Cuando el hombre que estaba calle abajo se asomó de nuevo, Williamson disparó y dio la impresión de que al somalí le explotaba la cabeza y caía desplomado. Con la mano sana Williamson chocó los cinco con su compañero y ambos lanzaron algunos gritos de victoria.

Al cabo de un rato, volvieron a disparar y mataron a otro somalí. El hombre había entrado precipitadamente en el callejón pero huyó de allí como alma que lleva el diablo al verlos. Como según corría la amplia camisa se hinchó hacia atrás y dejó al descubierto una AK, se apresuraron a dispararle. Cinco rangers lanzaron ráfagas de balas al mismo tiempo. El hombre yacía en la calle a media manzana de distancia y Goodale se preguntó si lo habrían matado. Consultó con el médico si no deberían comprobar su estado, y ayudarlo si estaba herido, pero el médico sacudió la cabeza y dijo:

—No, está muerto.

Goodale se quedó muy impresionado. Había matado a un hombre, o por lo menos contribuido a ello. Se sentía desconcertado. De hecho, el somalí no pretendía matarle cuando disparó, así que no había sido en defensa propia. ¿Cómo podía justificar lo que acababa de hacer? Observó al hombre tumbado en medio de la suciedad, sus ropas estaban revueltas a su alrededor y él permanecía tendido en una extraña postura donde le habían derribado los proyectiles. Una vida, así, terminada. ¿Era esto correcto?

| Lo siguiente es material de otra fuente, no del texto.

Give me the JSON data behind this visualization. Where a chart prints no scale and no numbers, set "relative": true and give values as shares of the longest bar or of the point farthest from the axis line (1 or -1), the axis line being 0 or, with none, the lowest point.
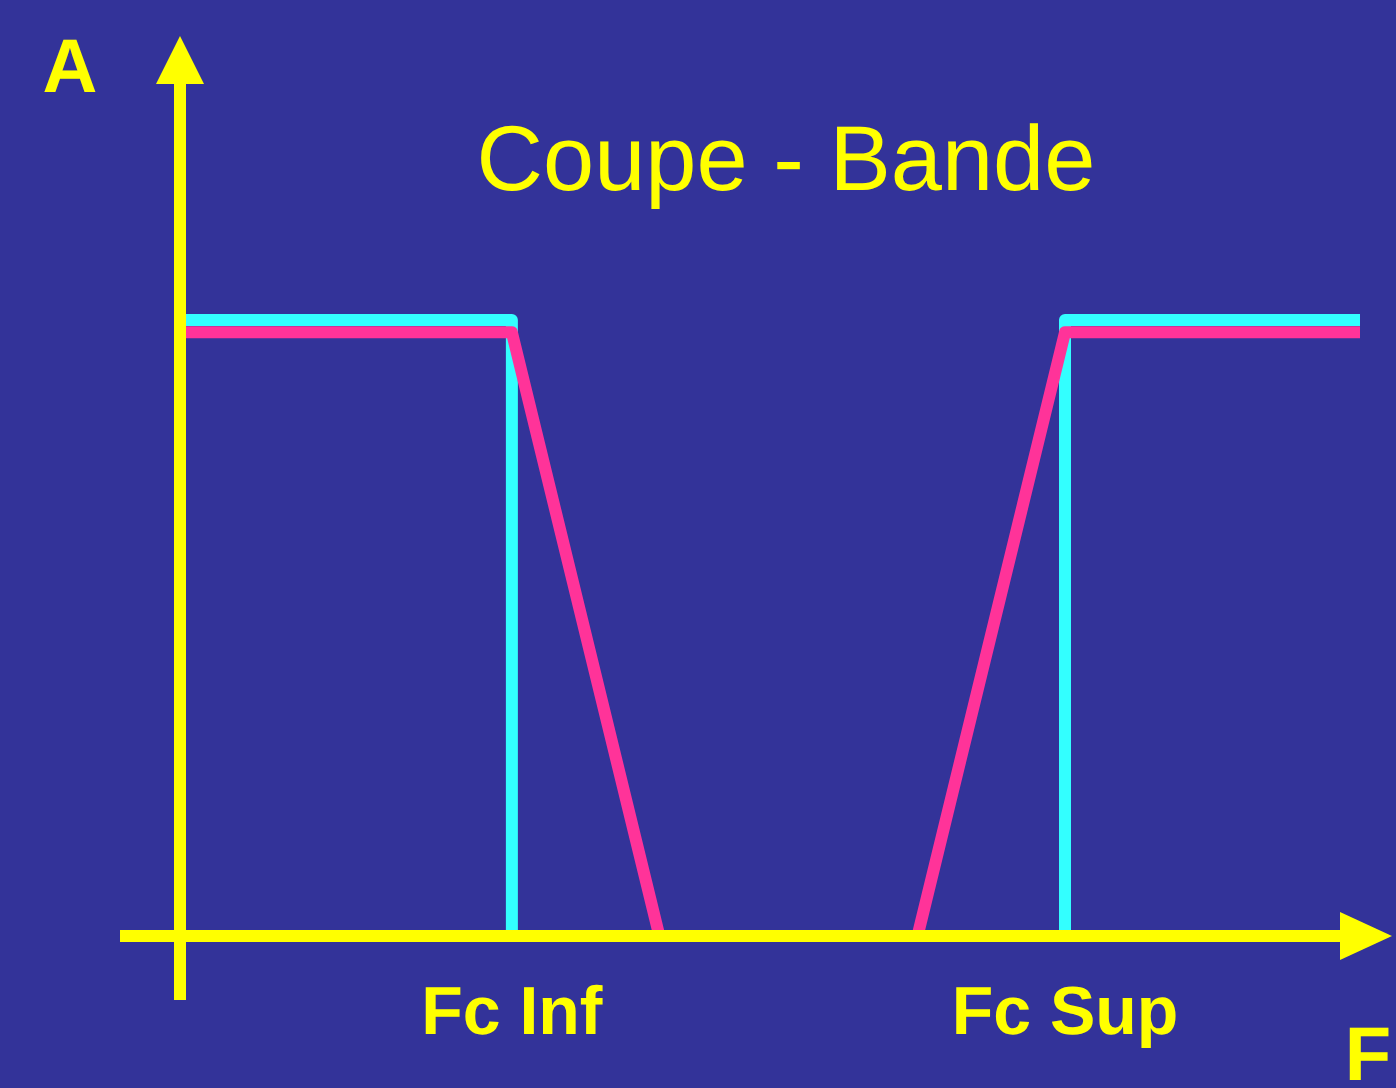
{
  "chart_data": {
    "type": "line",
    "title": "Coupe - Bande",
    "xlabel": "F",
    "ylabel": "A",
    "relative": true,
    "categories": [
      null,
      null,
      null,
      null,
      null,
      null,
      null,
      null,
      null,
      "Fc Inf",
      null,
      null,
      null,
      null,
      null,
      null,
      null,
      null,
      null,
      null,
      null,
      null,
      null,
      null,
      "Fc Sup",
      null,
      null,
      null,
      null,
      null,
      null,
      null,
      null
    ],
    "series": [
      {
        "type": "step",
        "color": "#33ffff",
        "values": [
          1,
          1,
          1,
          1,
          1,
          1,
          1,
          1,
          1,
          0,
          null,
          null,
          null,
          null,
          null,
          null,
          null,
          null,
          null,
          null,
          null,
          null,
          null,
          0,
          1,
          1,
          1,
          1,
          1,
          1,
          1,
          1,
          1
        ]
      },
      {
        "color": "#ff3399",
        "values": [
          0.98,
          0.98,
          0.98,
          0.98,
          0.98,
          0.98,
          0.98,
          0.98,
          0.98,
          0.98,
          null,
          null,
          null,
          0,
          null,
          null,
          null,
          null,
          null,
          null,
          0,
          null,
          null,
          null,
          0.98,
          0.98,
          0.98,
          0.98,
          0.98,
          0.98,
          0.98,
          0.98,
          0.98
        ]
      }
    ]
  }
}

En su esquina, a noventa metros al este de Goodale y Williamson, el teniente Perino veía a unos niños somalíes caminar calle arriba en dirección a sus hombres e indicar sus posiciones a un tirador escondido tras una esquina. Los soldados arrojaron granadas detonadoras y los niños se dispersaron.

—¡Eh, señor! Están volviendo —advirtió el sargento ametrallador Chuck Elliot.

Perino hablaba por radio con el sargento Eversmann sobre Blackburn, el ranger caído del helicóptero. El teniente transmitía a su vez la información y las preguntas de Eversmann al capitán Steele, quien estaba al otro lado de la calle. Perino le dijo a Eversmann que esperara, dio un paso al frente y lanzó a los pies de los niños una ráfaga de su M-16. Los pequeños echaron a correr.

Minutos después, una mujer subía despacio por el callejón en dirección a donde ellos estaban.

—¡Eh, señor! ¡Veo a un tipo con un arma bajo el brazo detrás de la mujer! —gritó Elliot.

Perino le dijo que disparase. Del rifle 60 salió un ruido bajo y estridente. Los hombres llamaban «cerdo» a esta arma.

Los dos, el hombre y la mujer, cayeron muertos.